Consider the reverse: someone (yes, hypothetically) living their life on the far side of the Moon would be completely unaware their quiet home is just 1.3 light-seconds away from a brilliantly reflective orb teeming with life.




Well, all Moonies have to do to see the Earth is to travel to the opposite side of it, whereas to do the opposite from Earth requires launching a vehicle out of the planet's atmosphere, across the orbit of the Moon, and back to Earth again.

Granted, it wasn't until several hundred years ago that Earthlings began to circumnavigate the globe, but the technology to travel long (cross-continental) distances have existed since ancient times.


Wouldn't at most they just have to move a quarter across the moon? Just thinking out loud.


I think at most is incorrect, they could travel in the wrong direction.

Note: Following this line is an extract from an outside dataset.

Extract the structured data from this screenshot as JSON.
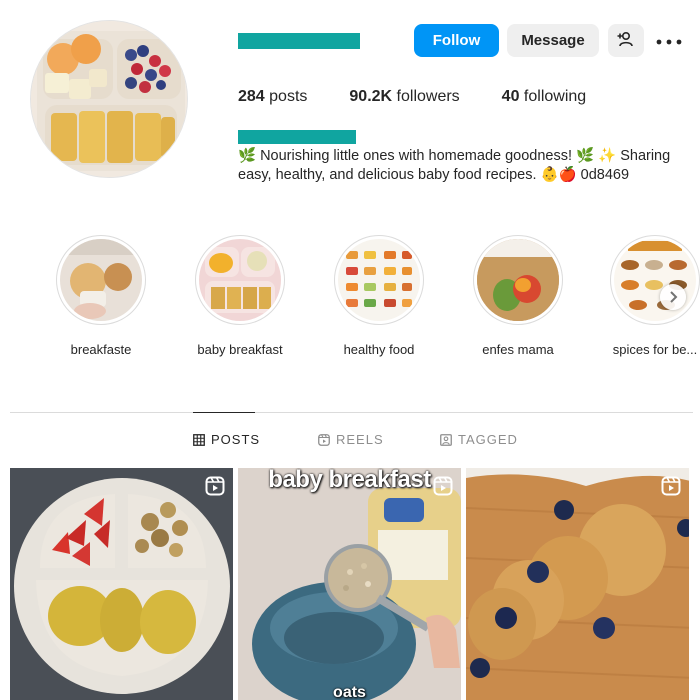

The furthest they could be is a point exactly center of the far side of the moon. If they travel along a great circle, they'd only have to travel a distance equal to one quarter to the moon's circumference to be able to see the Earth.


If they live not at the center of the far side - and if they choose the wrong direction (because how should they know?) - they can travel more than a quarter of the moon great circle.


Ah, good point. So really the at most is `0.5*circumference - epsilon` (starting just on the far side). In the worst case, if they manage to stay on a great circle.


From the article: "Owing to various view angles from different parts of the Earth, the most ambitious jet-setting astronomer could have seen a maximum of 59 percent of the surface of our planetary companion. "

If we take into account that fact that Earth is not a point, then epsilon is not so tiny after all, it's around 0.045 times circunference.

This would make the final result 0.455 times circunference.


But they'd have to know which direction is the correct direction, and they wouldn't know which direction is correct until they knew where the Earth was.


Moonies is not the preferred nomenclature — Mooninites, please.


Moonmen, please.


You're not wrong...


On the moon nerds get their pants pulled down and they are spanked with moon rocks.


At one point there was a theory that there was another Earth, in the same orbit as ours, but diametrically opposite so that it was always hidden by the Sun.

There may actually be one. I'm not aware of anyone who has wasted expensive spacecraft time, energy and bandwidth to point an instrument in that direction to look.


If there was anything of any size there, we would be able to measure its effect on the rest of the planetary orbits.

Also, it would not be in a stable orbit, and would eventually either get ejected from the solar system, move into a different, stable orbit, or intersect with us (as Theia presumably did).